WAC 388-880-010 has been amended to define “psychologist” as “a person licensed as a doctor of psychology in this state, or licensed or certified in another state, in accordance with chapter 18.83 RCW.”
3.
Dr. Phenix testified that she believed she had a temporary license in Washington but was unsure of its expiration date. RP at 131.
4.
RCW 18.83.010(1) provides:
When used in this chapter:
(1) The ‘practice of psychology5 means the observation, evaluation, interpretation, and modification of human behavior by the application of psychological principles, methods, and procedures for the purposes of preventing or eliminating symptomatic or maladaptive behavior and promoting mental and behavioral health.
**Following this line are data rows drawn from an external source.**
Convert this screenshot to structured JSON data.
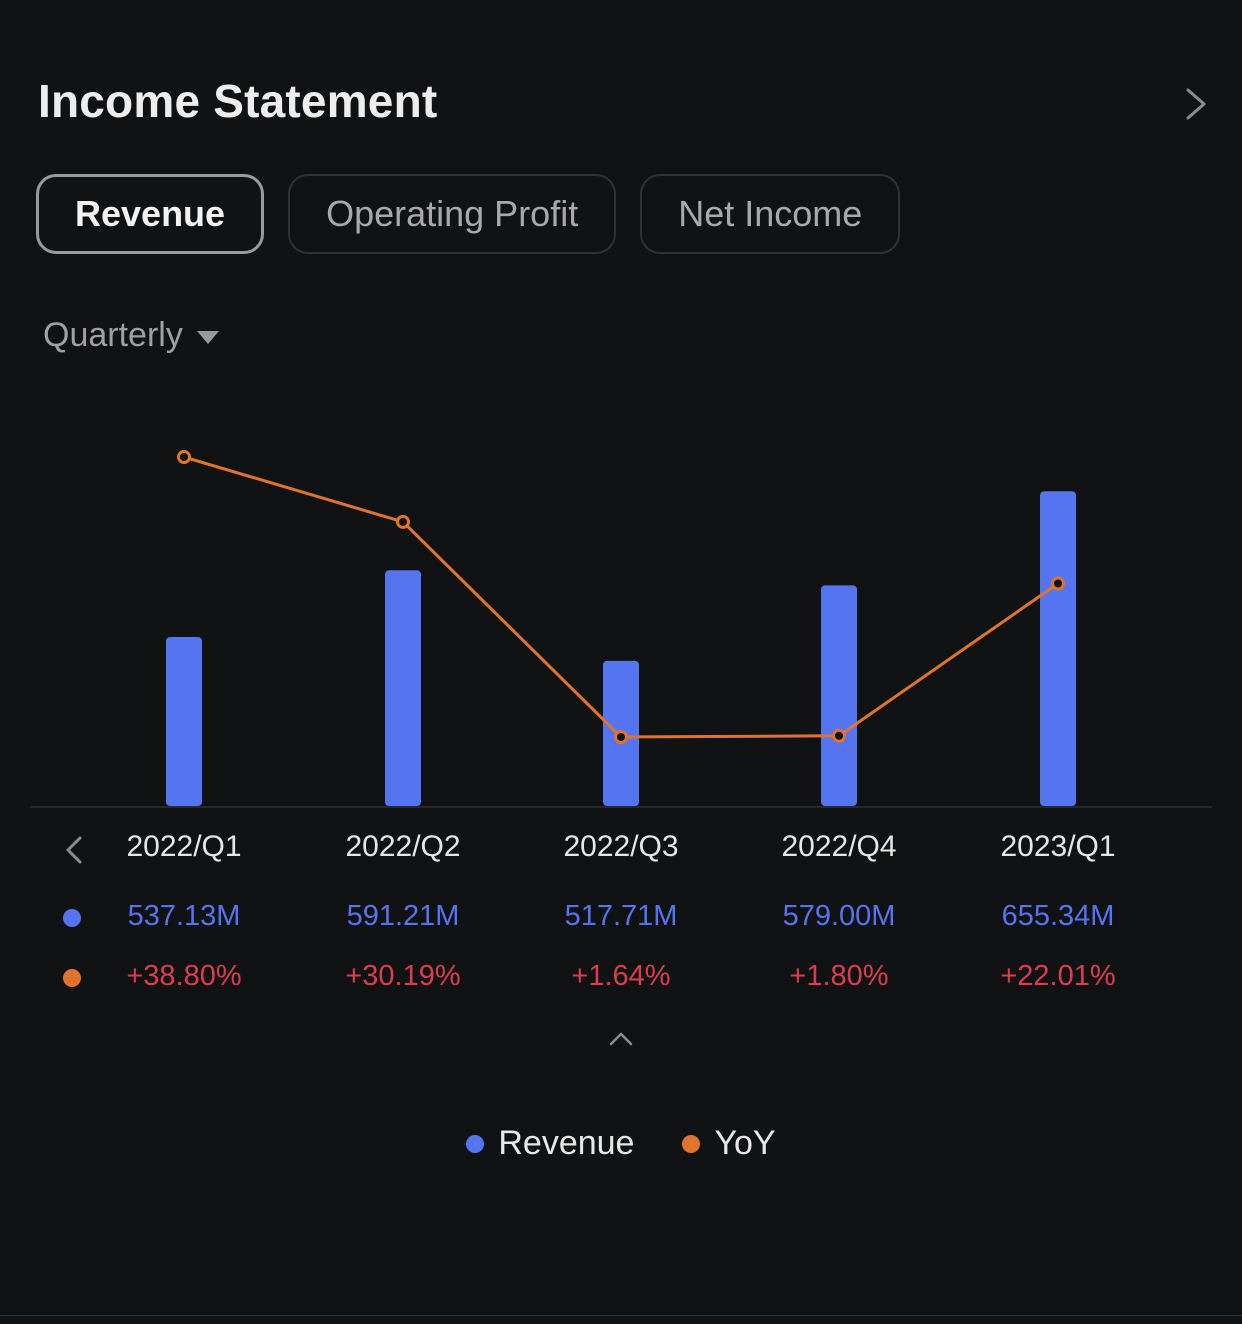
{
  "header": {
    "title": "Income Statement",
    "more_icon": "chevron-right-icon"
  },
  "tabs": [
    {
      "label": "Revenue",
      "active": true
    },
    {
      "label": "Operating Profit",
      "active": false
    },
    {
      "label": "Net Income",
      "active": false
    }
  ],
  "period_select": {
    "value": "Quarterly",
    "icon": "caret-down-icon"
  },
  "colors": {
    "revenue": "#5574ef",
    "yoy": "#e0742f",
    "yoy_text": "#dc3d4e",
    "background": "#111214"
  },
  "table": {
    "prev_icon": "chevron-left-icon",
    "collapse_icon": "chevron-up-icon",
    "periods": [
      "2022/Q1",
      "2022/Q2",
      "2022/Q3",
      "2022/Q4",
      "2023/Q1"
    ],
    "revenue_labels": [
      "537.13M",
      "591.21M",
      "517.71M",
      "579.00M",
      "655.34M"
    ],
    "yoy_labels": [
      "+38.80%",
      "+30.19%",
      "+1.64%",
      "+1.80%",
      "+22.01%"
    ]
  },
  "legend": [
    {
      "label": "Revenue"
    },
    {
      "label": "YoY"
    }
  ],
  "chart_data": {
    "type": "bar",
    "title": "Income Statement - Revenue (Quarterly)",
    "categories": [
      "2022/Q1",
      "2022/Q2",
      "2022/Q3",
      "2022/Q4",
      "2023/Q1"
    ],
    "series": [
      {
        "name": "Revenue",
        "type": "bar",
        "unit": "M",
        "values": [
          537.13,
          591.21,
          517.71,
          579.0,
          655.34
        ]
      },
      {
        "name": "YoY",
        "type": "line",
        "unit": "%",
        "values": [
          38.8,
          30.19,
          1.64,
          1.8,
          22.01
        ]
      }
    ],
    "xlabel": "",
    "ylabel": "",
    "grid": false,
    "legend_position": "bottom-center"
  }
}
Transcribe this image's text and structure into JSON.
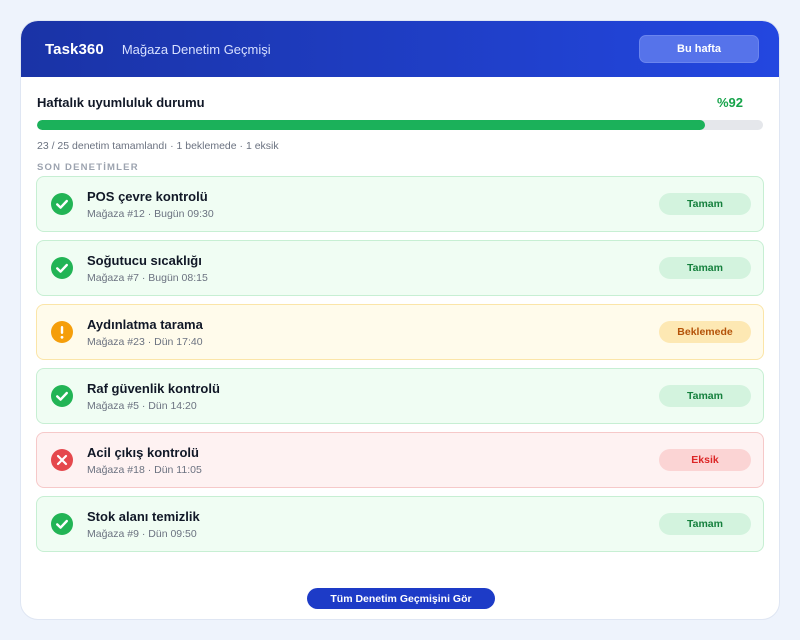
{
  "header": {
    "brand": "Task360",
    "subtitle": "Mağaza Denetim Geçmişi",
    "week_button": "Bu hafta"
  },
  "summary": {
    "title": "Haftalık uyumluluk durumu",
    "percent_label": "%92",
    "progress_fraction": 0.92,
    "stats": "23 / 25 denetim tamamlandı · 1 beklemede · 1 eksik"
  },
  "section_label": "SON DENETİMLER",
  "colors": {
    "header_start": "#1a33a6",
    "header_end": "#2347e0",
    "ok": "#22b455",
    "pending": "#f59e0b",
    "missing": "#e5484d"
  },
  "audits": [
    {
      "title": "POS çevre kontrolü",
      "meta": "Mağaza #12 · Bugün 09:30",
      "status": "ok",
      "badge": "Tamam",
      "icon": "check-circle-icon"
    },
    {
      "title": "Soğutucu sıcaklığı",
      "meta": "Mağaza #7 · Bugün 08:15",
      "status": "ok",
      "badge": "Tamam",
      "icon": "check-circle-icon"
    },
    {
      "title": "Aydınlatma tarama",
      "meta": "Mağaza #23 · Dün 17:40",
      "status": "pending",
      "badge": "Beklemede",
      "icon": "warning-circle-icon"
    },
    {
      "title": "Raf güvenlik kontrolü",
      "meta": "Mağaza #5 · Dün 14:20",
      "status": "ok",
      "badge": "Tamam",
      "icon": "check-circle-icon"
    },
    {
      "title": "Acil çıkış kontrolü",
      "meta": "Mağaza #18 · Dün 11:05",
      "status": "missing",
      "badge": "Eksik",
      "icon": "x-circle-icon"
    },
    {
      "title": "Stok alanı temizlik",
      "meta": "Mağaza #9 · Dün 09:50",
      "status": "ok",
      "badge": "Tamam",
      "icon": "check-circle-icon"
    }
  ],
  "footer_button": "Tüm Denetim Geçmişini Gör"
}
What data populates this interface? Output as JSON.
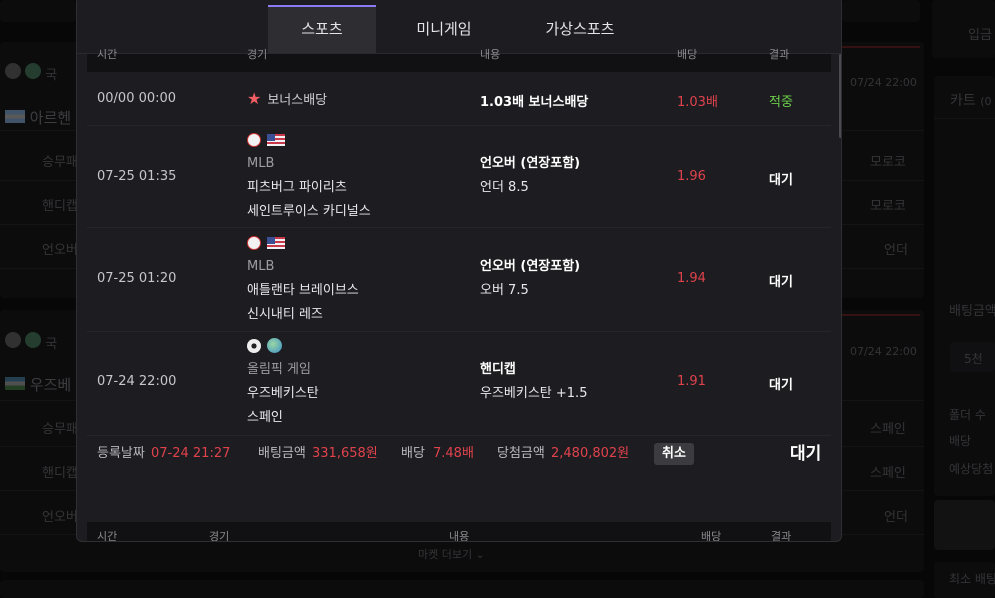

It includes, but is not limited to, providing the following services to individuals, families, groups, organizations, and the public, whether or not payment is received for services rendered:
(a) Psychological measurement, assessment, and evaluation by means of psychological, neuropsychological, and psychoeducational testing;
(b) Diagnosis and treatment of mental, emotional, and behavioral disorders, and psychological aspects of illness, injury, and disability; and
Page 162(c) Counseling and guidance, psychotherapeutic techniques, remediation, health promotion, and consultation within the context of established psychological principles and theories.
5.
Marshall does not, however, address the facts and data that Dr. Phenix relied on in reaching her opinion and explain how all of it constituted inadmissible evidence.